This post is by Elizabeth Huang.
Elizabeth works on the Publicity team. On the rare occasions she’s allowed to leave the law library, she can be found at the Maypole trying to understand new-fangled things like mobile telephones.
“This is what art is” – wrote Laura in her lovely post last week – “a narrative of noticing that allows others to notice too”. Notes too, has its own narrative of noticing – of selecting, curating, arranging. Each issue, we present material to be noted and I like to think that Notes can facilitate noticing in the same spirit as a work of art or piece of writing. ‘Notes on Noticing’ is thus a kind of homecoming, a reflection upon, and return to, what we ourselves do in the process of creating each issue.
In some ways, the act of noticing is a paradoxical one. Noticing requires un-noticing: to notice something demands a selective gaze. Rani Rachavelpula’s “twelve tolls of the church bell”, Anju Gaston’s “five pounds’ worth of twenty pence pieces”, Tom Pryce’s “earthy caramel pebbles” – all these are details, imagined perhaps, but chosen nonetheless.
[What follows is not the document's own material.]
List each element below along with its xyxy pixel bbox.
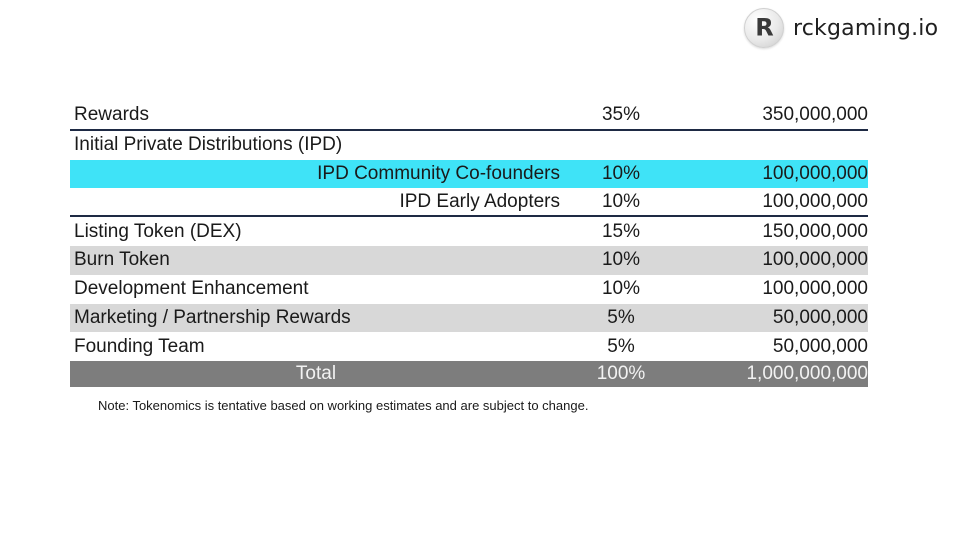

We do not know what else there was. Noticing is at once a process of recording down, and a process of forgetting. You focus your attention on a detail (a brushstroke, a line, a simile, a moment) and the rest recedes into the background.
At Notes, we find ourselves faced with this tension – what do we select? What do we leave out? How do we challenge and disrupt our own habits of noticing? Inevitably, every issue of Notes must be a fragment – a mere sliver of material, which we have carved out from our own (fallible and imperfect) noticing. But we accept that something is always lost in this translation between the eye which sees, and the I which interprets. Part of our work, I think, is to learn to notice that which the eye sees and does not instinctively like.
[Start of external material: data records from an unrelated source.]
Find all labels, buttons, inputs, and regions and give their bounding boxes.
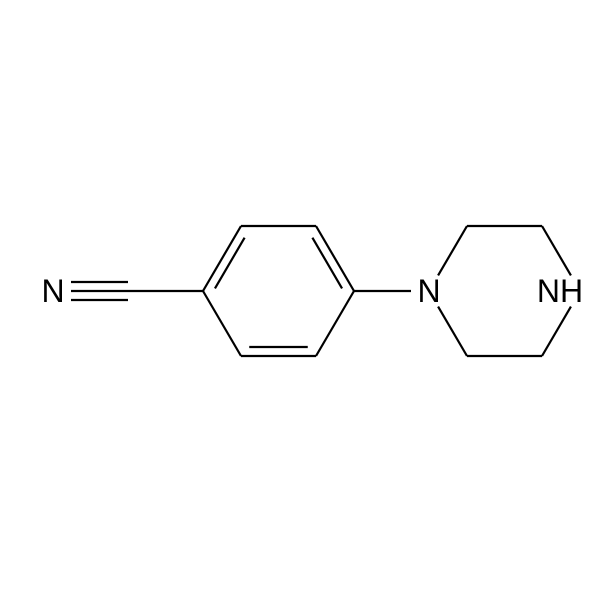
- bond: [316, 291, 354, 356]
- molecule-structure: N N NH: [0, 0, 600, 600]
- atom-label: N: [417, 273, 440, 309]
- bond: [438, 307, 467, 356]
- atom-label: NH: [537, 273, 583, 309]
- atom-label: N: [41, 273, 64, 309]
- bond: [542, 307, 571, 356]
- bond: [203, 291, 241, 356]
- bond: [438, 226, 467, 275]
- bond: [542, 226, 571, 275]
- bond: [316, 226, 354, 291]
- bond: [203, 226, 241, 291]
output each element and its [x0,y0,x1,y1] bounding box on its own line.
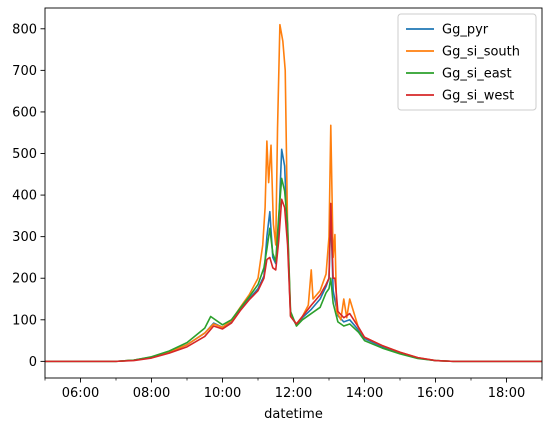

Noticing is a mindful thing, and ‘Notes on Noticing’ invites you to partake of its stillness: the pause at the end of a poem’s reading-out, the white margin surrounding an artwork. These are the moments which allow us to notice – “emptiness is another form of art”, writes Jamie Hancock – in these moments, our own narrative of noticing lies blank, and waits patiently to be written.